La 36ª División inició su entrada después de una quincena de ataques aéreos preparatorios. Crédito de la foto: ImageBank4u/Shutterstock
El 21 de septiembre, el ejército israelí confirmó el despliegue de tanques a la ciudad de Gaza como parte de la Operación Gideón II. La 36ª División inició su entrada después de una quincena de ataques aéreos preparatorios, destinado a aislar zonas de combate y facilitar el avance de las tropas terrestres. La operación está destinada a establecer el control total sobre la ciudad de Gaza, un área densamente poblada que previamente albergaba a aproximadamente un millón de residentes. Las estimaciones actuales sugieren que entre 600,000 y 800,000 civiles permanecen en la ciudad, muchos de los cuales no pueden huir debido a los recursos limitados, la destrucción de la infraestructura y la falta de corredores seguros.
La situación humanitaria en Gaza se ha deteriorado rápidamente. La ciudad ha perdido toda la conectividad telefónica e internet, lo que indica una posible intensificación de las operaciones militares. Muchos residentes permanecen atrapados en áreas centrales y occidentales, donde el bombardeo continuo ha destruido hogares, hospitales y otra infraestructura crítica. El bloqueo de los suministros esenciales, incluidos los alimentos, el agua y la ayuda médica, ha llevado a escasez severa. Los informes indican que decenas de miles de personas ya han muerto desde que el conflicto se intensificó, con muchas muertes atribuidas a la inanición y la incapacidad para acceder a la atención médica.

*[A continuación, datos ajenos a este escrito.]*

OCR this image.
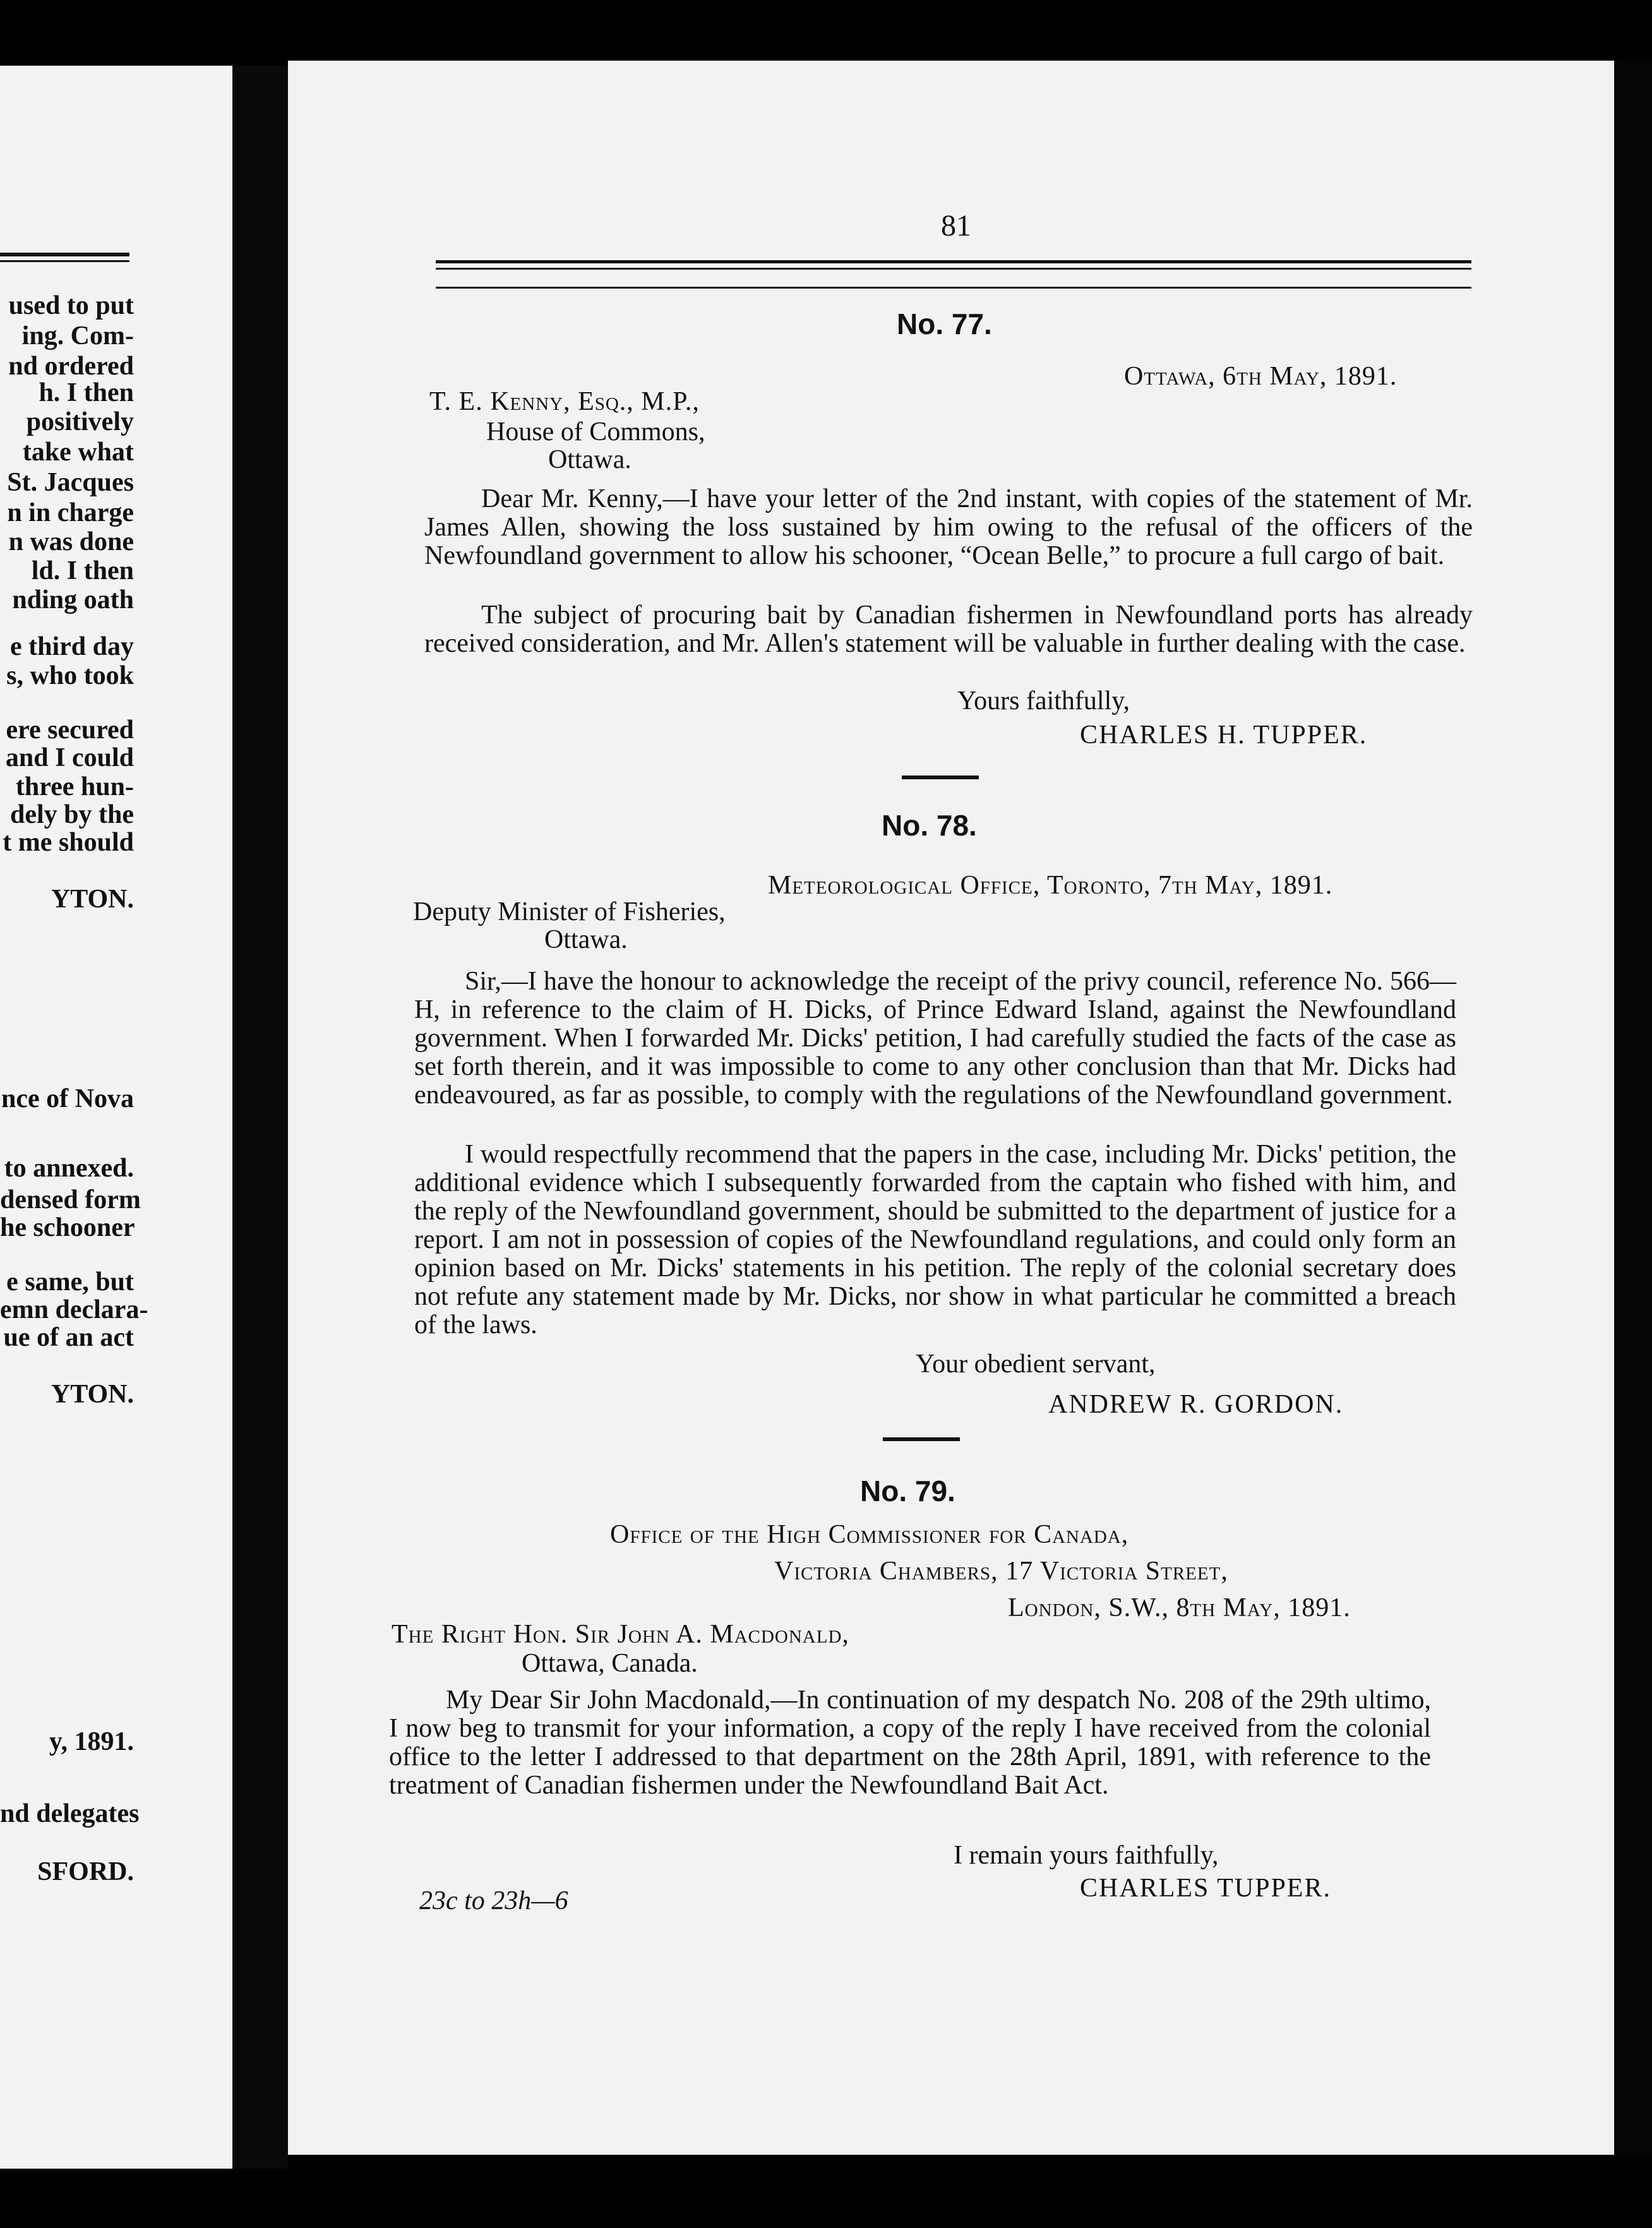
used to put
ing. Com-
nd ordered
h. I then
positively
take what
St. Jacques
n in charge
n was done
ld. I then
nding oath
e third day
s, who took
ere secured
and I could
three hun-
dely by the
t me should
YTON.
nce of Nova
to annexed.
densed form
he schooner
e same, but
emn declara-
ue of an act
YTON.
y, 1891.
nd delegates
SFORD.
81
No. 77.
Ottawa, 6th May, 1891.
T. E. Kenny, Esq., M.P.,
House of Commons,
Ottawa.
Dear Mr. Kenny,—I have your letter of the 2nd instant, with copies of the statement of Mr. James Allen, showing the loss sustained by him owing to the refusal of the officers of the Newfoundland government to allow his schooner, “Ocean Belle,” to procure a full cargo of bait.
The subject of procuring bait by Canadian fishermen in Newfoundland ports has already received consideration, and Mr. Allen's statement will be valuable in further dealing with the case.
Yours faithfully,
CHARLES H. TUPPER.
No. 78.
Meteorological Office, Toronto, 7th May, 1891.
Deputy Minister of Fisheries,
Ottawa.
Sir,—I have the honour to acknowledge the receipt of the privy council, reference No. 566—H, in reference to the claim of H. Dicks, of Prince Edward Island, against the Newfoundland government. When I forwarded Mr. Dicks' petition, I had carefully studied the facts of the case as set forth therein, and it was impossible to come to any other conclusion than that Mr. Dicks had endeavoured, as far as possible, to comply with the regulations of the Newfoundland government.
I would respectfully recommend that the papers in the case, including Mr. Dicks' petition, the additional evidence which I subsequently forwarded from the captain who fished with him, and the reply of the Newfoundland government, should be submitted to the department of justice for a report. I am not in possession of copies of the Newfoundland regulations, and could only form an opinion based on Mr. Dicks' statements in his petition. The reply of the colonial secretary does not refute any statement made by Mr. Dicks, nor show in what particular he committed a breach of the laws.
Your obedient servant,
ANDREW R. GORDON.
No. 79.
Office of the High Commissioner for Canada,
Victoria Chambers, 17 Victoria Street,
London, S.W., 8th May, 1891.
The Right Hon. Sir John A. Macdonald,
Ottawa, Canada.
My Dear Sir John Macdonald,—In continuation of my despatch No. 208 of the 29th ultimo, I now beg to transmit for your information, a copy of the reply I have received from the colonial office to the letter I addressed to that department on the 28th April, 1891, with reference to the treatment of Canadian fishermen under the Newfoundland Bait Act.
I remain yours faithfully,
CHARLES TUPPER.
23c to 23h—6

A pesar de las terribles circunstancias, el ejército israelí ha intentado proporcionar opciones de evacuación a través de corredores temporales y gotas de folletos. Sin embargo, la escala del conflicto y la densidad de la población han hecho que la evacuación segura sea extremadamente difícil. El desplazamiento civil ha sido masivo, y miles buscan refugio en edificios superpoblados o intentando viajes peligrosos para llegar a áreas fuera de la ciudad. La falta de electricidad, agua corriente y servicios médicos ha empeorado la crisis, lo que hace que las condiciones sean cada vez más precarias para aquellos que permanecen en Gaza. A nivel internacional, las acciones de Israel se han recibido con críticas significativas. Una comisión de las Naciones Unidas ha acusado a Israel de cometer actos que podrían equivaler al genocidio en Gaza, citando las bajas civiles generalizadas y el uso de la escasez de alimentos como arma de guerra. En respuesta, varios países, incluido el Reino Unido, Canadá y Australia, han reconocido oficialmente el estado de Palestina. Los funcionarios israelíes han condenado estos reconocimientos, describiéndolos como una recompensa injusta por la violencia y el terrorismo. Algunos ministros israelíes, incluido el ministro de finanzas, han señalado la voluntad de coordinar los esfuerzos de reconstrucción en Gaza con Estados Unidos, a pesar de las operaciones militares en curso, destacando el complejo equilibrio entre la acción militar y las consideraciones humanitarias.
A nivel nacional, el gobierno israelí enfrenta una creciente presión sobre sus políticas en Cisjordania. Ministros como Itamar Ben Gvir han pedido públicamente la anexión completa del territorio, argumentando que el reconocimiento internacional de Palestina socava las afirmaciones territoriales y de seguridad de Israel. Se informa que el primer ministro Benjamin Netanyahu está considerando reintroducir la agenda de anexión dentro del gobierno, un movimiento que probablemente provoca una mayor tensión tanto a nivel nacional como internacional. El debate político interno refleja preguntas más amplias sobre la estrategia a largo plazo de Israel en la región, equilibrando las preocupaciones de seguridad con las presiones diplomáticas internacionales.
La combinación de operaciones militares intensificadas en Gaza y debates en curso sobre Cisjordania ha creado una situación altamente volátil. La comunidad internacional permanece dividida, con algunos países que apoyan el derecho de Israel a la autodefensa y otros que instan a los alumnos inmediatos y la responsabilidad por presuntas violaciones del derecho internacional. A medida que la situación continúa desarrollándose, las perspectivas de paz y estabilidad en la región siguen siendo inciertas, y la crisis humanitaria no muestra signos inmediatos de disminuir.
Es probable que los eventos en desarrollo en Gaza y la potencial anexión de Cisjordania tengan consecuencias políticas, sociales y humanitarias duraderas. La escala del sufrimiento civil, combinado con la condena internacional y las presiones políticas internas, subraya la complejidad y la urgencia de la situación, dejando al futuro de la región altamente impredecible.